Conformité en matière d'enregistrement des appels : Guide pratique (2026)
Quand et comment enregistrer les appels sortants : consentement unilatéral ou bilatéral, divulgation, GDPR et règles du CCG, stockage sécurisé, conservation et contrôles d’accès.
Réponse rapide
La légalité de l'enregistrement d'un appel sortant dépend de la réglementation en vigueur concernant le consentement des parties : certains pays autorisent le consentement d'une seule partie (souvent votre représentant), tandis que d'autres exigent le consentement de toutes les parties (deux parties) – la Californie en est un exemple notoire. Quelle que soit la réglementation, une information claire (« cet appel peut être enregistré »), une base légale, un stockage chiffré et sécurisé, un accès strictement limité et un calendrier de conservation et de suppression des données constituent les fondements pratiques. Les réglementations relatives à la protection des données, telles que le GDPR de l'UE et PDPL CCG, ajoutent des obligations de transparence et de base légale au consentement. Ces informations sont d'ordre général et ne constituent pas un avis juridique ; la législation variant selon les juridictions, il est essentiel de consulter un avocat spécialisé pour confirmer votre programme.
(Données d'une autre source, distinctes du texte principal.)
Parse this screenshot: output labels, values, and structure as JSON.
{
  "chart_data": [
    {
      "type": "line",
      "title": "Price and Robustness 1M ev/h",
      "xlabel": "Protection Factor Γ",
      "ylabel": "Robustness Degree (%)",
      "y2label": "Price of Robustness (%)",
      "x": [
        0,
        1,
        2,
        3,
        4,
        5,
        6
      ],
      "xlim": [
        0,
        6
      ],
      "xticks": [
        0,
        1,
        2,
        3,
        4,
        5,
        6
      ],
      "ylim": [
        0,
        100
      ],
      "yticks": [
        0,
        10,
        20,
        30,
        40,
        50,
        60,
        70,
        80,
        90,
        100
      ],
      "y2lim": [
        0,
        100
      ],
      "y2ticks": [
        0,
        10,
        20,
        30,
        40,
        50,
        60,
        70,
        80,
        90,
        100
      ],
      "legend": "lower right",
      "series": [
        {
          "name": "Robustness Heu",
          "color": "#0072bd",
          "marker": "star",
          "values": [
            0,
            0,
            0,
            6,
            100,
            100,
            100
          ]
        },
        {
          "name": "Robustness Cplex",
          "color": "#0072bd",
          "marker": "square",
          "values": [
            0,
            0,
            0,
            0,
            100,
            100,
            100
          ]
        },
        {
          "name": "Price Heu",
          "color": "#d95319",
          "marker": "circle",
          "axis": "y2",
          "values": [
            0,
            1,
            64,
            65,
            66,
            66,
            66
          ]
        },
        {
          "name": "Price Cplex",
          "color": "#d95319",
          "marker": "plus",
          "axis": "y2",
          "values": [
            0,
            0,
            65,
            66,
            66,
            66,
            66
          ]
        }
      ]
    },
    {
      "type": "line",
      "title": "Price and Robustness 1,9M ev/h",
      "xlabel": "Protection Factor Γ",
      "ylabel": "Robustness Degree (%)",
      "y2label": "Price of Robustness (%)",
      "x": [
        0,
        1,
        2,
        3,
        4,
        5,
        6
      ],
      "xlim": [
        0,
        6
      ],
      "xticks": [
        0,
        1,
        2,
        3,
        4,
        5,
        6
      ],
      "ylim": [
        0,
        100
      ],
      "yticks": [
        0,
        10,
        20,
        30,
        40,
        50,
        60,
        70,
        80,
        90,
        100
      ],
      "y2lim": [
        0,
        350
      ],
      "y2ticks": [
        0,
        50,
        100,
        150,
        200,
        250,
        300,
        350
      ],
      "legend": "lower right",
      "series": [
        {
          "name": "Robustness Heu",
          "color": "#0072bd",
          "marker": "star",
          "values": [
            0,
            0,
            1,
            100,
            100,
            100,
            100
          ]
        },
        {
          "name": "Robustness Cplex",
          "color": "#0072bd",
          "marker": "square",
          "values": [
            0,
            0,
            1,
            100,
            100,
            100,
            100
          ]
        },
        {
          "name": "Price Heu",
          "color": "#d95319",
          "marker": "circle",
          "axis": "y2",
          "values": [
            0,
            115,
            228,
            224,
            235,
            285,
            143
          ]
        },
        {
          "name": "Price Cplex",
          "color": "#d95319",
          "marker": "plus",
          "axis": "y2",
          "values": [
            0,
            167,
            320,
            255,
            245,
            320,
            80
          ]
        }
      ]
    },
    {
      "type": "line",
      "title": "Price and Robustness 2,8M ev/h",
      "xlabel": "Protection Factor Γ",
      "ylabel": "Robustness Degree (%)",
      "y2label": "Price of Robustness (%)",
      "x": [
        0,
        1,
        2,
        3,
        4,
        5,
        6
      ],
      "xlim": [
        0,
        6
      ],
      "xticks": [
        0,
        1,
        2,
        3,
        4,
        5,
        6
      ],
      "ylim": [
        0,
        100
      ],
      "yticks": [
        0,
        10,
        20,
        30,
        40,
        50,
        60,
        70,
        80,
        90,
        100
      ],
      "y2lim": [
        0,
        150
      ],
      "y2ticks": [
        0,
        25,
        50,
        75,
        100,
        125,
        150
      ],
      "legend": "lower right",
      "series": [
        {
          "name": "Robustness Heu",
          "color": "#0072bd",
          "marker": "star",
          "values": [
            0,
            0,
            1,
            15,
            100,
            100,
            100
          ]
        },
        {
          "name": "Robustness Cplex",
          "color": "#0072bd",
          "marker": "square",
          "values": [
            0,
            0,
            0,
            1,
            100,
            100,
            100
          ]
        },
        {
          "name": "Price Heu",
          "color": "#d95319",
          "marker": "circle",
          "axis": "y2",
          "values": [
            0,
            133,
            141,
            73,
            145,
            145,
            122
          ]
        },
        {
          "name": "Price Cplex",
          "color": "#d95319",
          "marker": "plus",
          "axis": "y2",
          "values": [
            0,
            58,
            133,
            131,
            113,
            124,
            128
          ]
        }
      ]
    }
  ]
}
Clause de non-responsabilité: Cet article fournit des informations générales et ne constitue pas un avis juridique. Les lois relatives à l'enregistrement des appels, au consentement et à la protection des données varient considérablement selon les pays, les régions et les secteurs d'activité, et elles sont susceptibles d'évoluer. Veuillez consulter un avocat qualifié afin de vérifier vos obligations spécifiques avant d'appliquer les pratiques décrites ici.
L'enregistrement des appels est l'une des pratiques les plus utiles – et les plus sensibles sur le plan juridique – d'un centre d'appels sortants. Les enregistrements permettent d'assurer la qualité des services, de former les agents, de résoudre les litiges et de fournir des preuves réglementaires. Cependant, un enregistrement réalisé sans consentement éclairé ou traité sans les garanties appropriées peut se transformer d'un atout en un handicap. Ce guide aborde les questions essentielles auxquelles tout centre d'appels externalisé, société de recouvrement, revendeur de télécommunications et centre d'appels réglementé doit répondre : quand enregistrer, comment informer les personnes concernées, combien de temps conserver les enregistrements et quels contrôles techniques permettent réellement d'assurer la conformité.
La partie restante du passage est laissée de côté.